Hospitals and health systems are facing a growing volume of claim denials, with private plan prior authorization issues driving the recent increase, according to a new report from the American Hospital Association (AHA).
For the report, AHA surveyed more than 200 hospitals and health systems in 2019 to understand the impacts utilization management practices employed by commercial health plans had on patients and providers. The group also interviewed several hundred hospital and health system executives.
The survey found that 89 percent of hospital and health system respondents have experienced an increase in claim denials over the past three years, and 51 percent of all respondents described the increase as “significant.”
Commercial health plans denied claims several different ways, including post-payment audit denials, partial or line-item denials, and downcoding. However, survey respondents highlighted claim denials and reimbursement delays stemming from prior authorizations.
The report stated that failure to obtain a prior authorization was one of the most common reasons for a claim denial from a commercial health plan. In some instances, respondents even reported plans denying claims even though providers could not wait for a plan’s response to a prior authorization request because treatment had already begun or a patient’s condition changed during the approved procedure.
Respondents also frequently cited instances of downcoding in which health plans reclassify inpatient claims to observation status, then deny the claims since providers did not request a prior authorization for the observation stay.
These claim denials are only adding to the burden hospitals and health systems face with prior authorizations, AHA stated.
Hospitals are expending significant resources to address prior authorizations, including different submission processes by health plan, changes in prior authorization policies midway through a contract period, and unreasonable or unrelated requests for additional documentation.
One 17-hospital system told the AHA that it spends $11 million annually on complying with health plan prior authorization requests, while a single 355-bed psychiatric facility reported needing 24 full-time staff to deal with the authorizations.
Overall, physicians report that their offices spend an average of two business days a week managing prior authorization requests, and 86 percent rate the burden of prior authorizations as high or extremely high, according to a cited survey conducted by the American Medical Association (AMA).

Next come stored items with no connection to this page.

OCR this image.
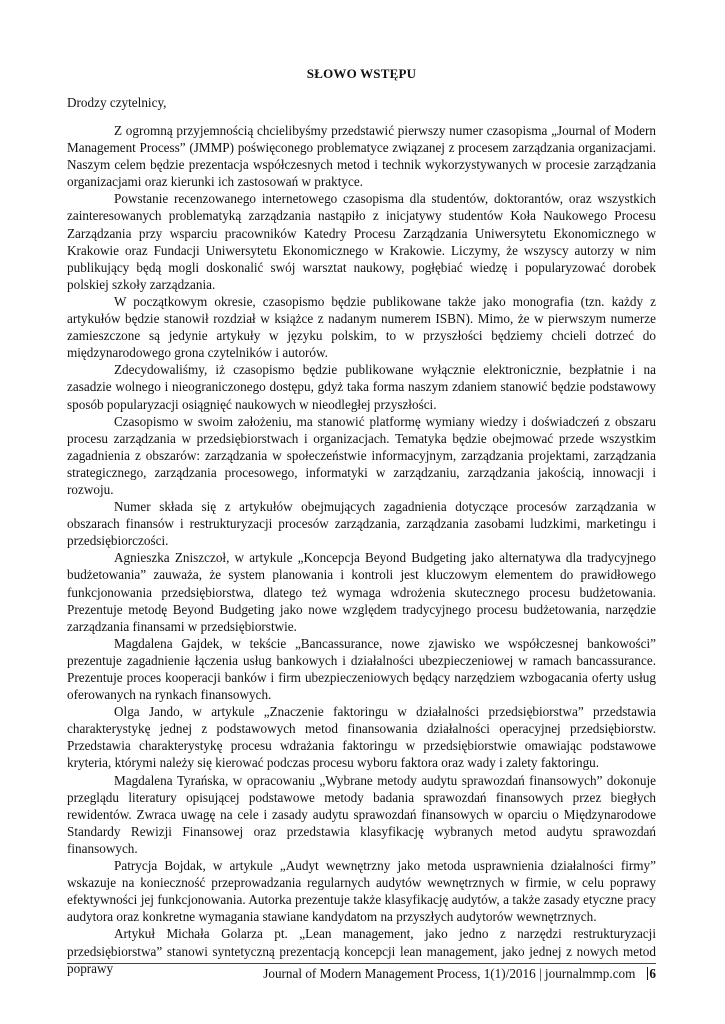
SŁOWO WSTĘPU
Drodzy czytelnicy,

Z ogromną przyjemnością chcielibyśmy przedstawić pierwszy numer czasopisma „Journal of Modern Management Process” (JMMP) poświęconego problematyce związanej z procesem zarządzania organizacjami. Naszym celem będzie prezentacja współczesnych metod i technik wykorzystywanych w procesie zarządzania organizacjami oraz kierunki ich zastosowań w praktyce.

Powstanie recenzowanego internetowego czasopisma dla studentów, doktorantów, oraz wszystkich zainteresowanych problematyką zarządzania nastąpiło z inicjatywy studentów Koła Naukowego Procesu Zarządzania przy wsparciu pracowników Katedry Procesu Zarządzania Uniwersytetu Ekonomicznego w Krakowie oraz Fundacji Uniwersytetu Ekonomicznego w Krakowie. Liczymy, że wszyscy autorzy w nim publikujący będą mogli doskonalić swój warsztat naukowy, pogłębiać wiedzę i popularyzować dorobek polskiej szkoły zarządzania.

W początkowym okresie, czasopismo będzie publikowane także jako monografia (tzn. każdy z artykułów będzie stanowił rozdział w książce z nadanym numerem ISBN). Mimo, że w pierwszym numerze zamieszczone są jedynie artykuły w języku polskim, to w przyszłości będziemy chcieli dotrzeć do międzynarodowego grona czytelników i autorów.

Zdecydowaliśmy, iż czasopismo będzie publikowane wyłącznie elektronicznie, bezpłatnie i na zasadzie wolnego i nieograniczonego dostępu, gdyż taka forma naszym zdaniem stanowić będzie podstawowy sposób popularyzacji osiągnięć naukowych w nieodległej przyszłości.

Czasopismo w swoim założeniu, ma stanowić platformę wymiany wiedzy i doświadczeń z obszaru procesu zarządzania w przedsiębiorstwach i organizacjach. Tematyka będzie obejmować przede wszystkim zagadnienia z obszarów: zarządzania w społeczeństwie informacyjnym, zarządzania projektami, zarządzania strategicznego, zarządzania procesowego, informatyki w zarządzaniu, zarządzania jakością, innowacji i rozwoju.

Numer składa się z artykułów obejmujących zagadnienia dotyczące procesów zarządzania w obszarach finansów i restrukturyzacji procesów zarządzania, zarządzania zasobami ludzkimi, marketingu i przedsiębiorczości.

Agnieszka Zniszczoł, w artykule „Koncepcja Beyond Budgeting jako alternatywa dla tradycyjnego budżetowania” zauważa, że system planowania i kontroli jest kluczowym elementem do prawidłowego funkcjonowania przedsiębiorstwa, dlatego też wymaga wdrożenia skutecznego procesu budżetowania. Prezentuje metodę Beyond Budgeting jako nowe względem tradycyjnego procesu budżetowania, narzędzie zarządzania finansami w przedsiębiorstwie.

Magdalena Gajdek, w tekście „Bancassurance, nowe zjawisko we współczesnej bankowości” prezentuje zagadnienie łączenia usług bankowych i działalności ubezpieczeniowej w ramach bancassurance. Prezentuje proces kooperacji banków i firm ubezpieczeniowych będący narzędziem wzbogacania oferty usług oferowanych na rynkach finansowych.

Olga Jando, w artykule „Znaczenie faktoringu w działalności przedsiębiorstwa” przedstawia charakterystykę jednej z podstawowych metod finansowania działalności operacyjnej przedsiębiorstw. Przedstawia charakterystykę procesu wdrażania faktoringu w przedsiębiorstwie omawiając podstawowe kryteria, którymi należy się kierować podczas procesu wyboru faktora oraz wady i zalety faktoringu.

Magdalena Tyrańska, w opracowaniu „Wybrane metody audytu sprawozdań finansowych” dokonuje przeglądu literatury opisującej podstawowe metody badania sprawozdań finansowych przez biegłych rewidentów. Zwraca uwagę na cele i zasady audytu sprawozdań finansowych w oparciu o Międzynarodowe Standardy Rewizji Finansowej oraz przedstawia klasyfikację wybranych metod audytu sprawozdań finansowych.

Patrycja Bojdak, w artykule „Audyt wewnętrzny jako metoda usprawnienia działalności firmy” wskazuje na konieczność przeprowadzania regularnych audytów wewnętrznych w firmie, w celu poprawy efektywności jej funkcjonowania. Autorka prezentuje także klasyfikację audytów, a także zasady etyczne pracy audytora oraz konkretne wymagania stawiane kandydatom na przyszłych audytorów wewnętrznych.

Artykuł Michała Golarza pt. „Lean management, jako jedno z narzędzi restrukturyzacji przedsiębiorstwa” stanowi syntetyczną prezentacją koncepcji lean management, jako jednej z nowych metod poprawy	Journal of Modern Management Process, 1(1)/2016 | journalmmp.com 6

More recent survey data from the AMA shows that the burden level has remained the same for most physicians.*
The findings underscore the need for greater oversight of private plan prior authorizations, including submission standardization, the AHA stated in the report.
The hospital group urged federal agencies including CMS and state insurance commissioners to standardize the format for communicating services subject to prior authorizations, the format of prior authorization requests and responses, the timelines for responses (i.e., 72 hours for scheduled, non-urgent care and 24 hours for urgent services), and the appeals process.
Additionally, the group called for health plans to respond to prior authorizations 24/7 and communicate denials fully and completely in writing, not just a verbal response.
But standardizing the prior authorization process and implementing other recommended reforms, like setting thresholds for appropriate levels of prior authorizations and penalizing plans for inappropriate denials, may require states and federal agencies to acquire additional authority, AHA stated.
The group advised policymakers to ensure federal law “not unduly restrict regulators’ abilities to ensure access to care and coverage for patients and fair reimbursement for providers,” the hospital group said.
The recommendations would also be key to helping hospitals and health systems fight the ongoing COVID-19 pandemic.
“Hospitals and health systems face severe staffing shortages during the COVID-19 pandemic. We cannot afford commercial health plan abuses that deny medically necessary treatment to patients and increase clinician burnout on top of that,” Rick Pollack, AHA president and CEO, said in a press release. “Caregivers need immediate relief from these excessive burdens so they can focus their attention where it is needed most: caring for patients and saving lives.”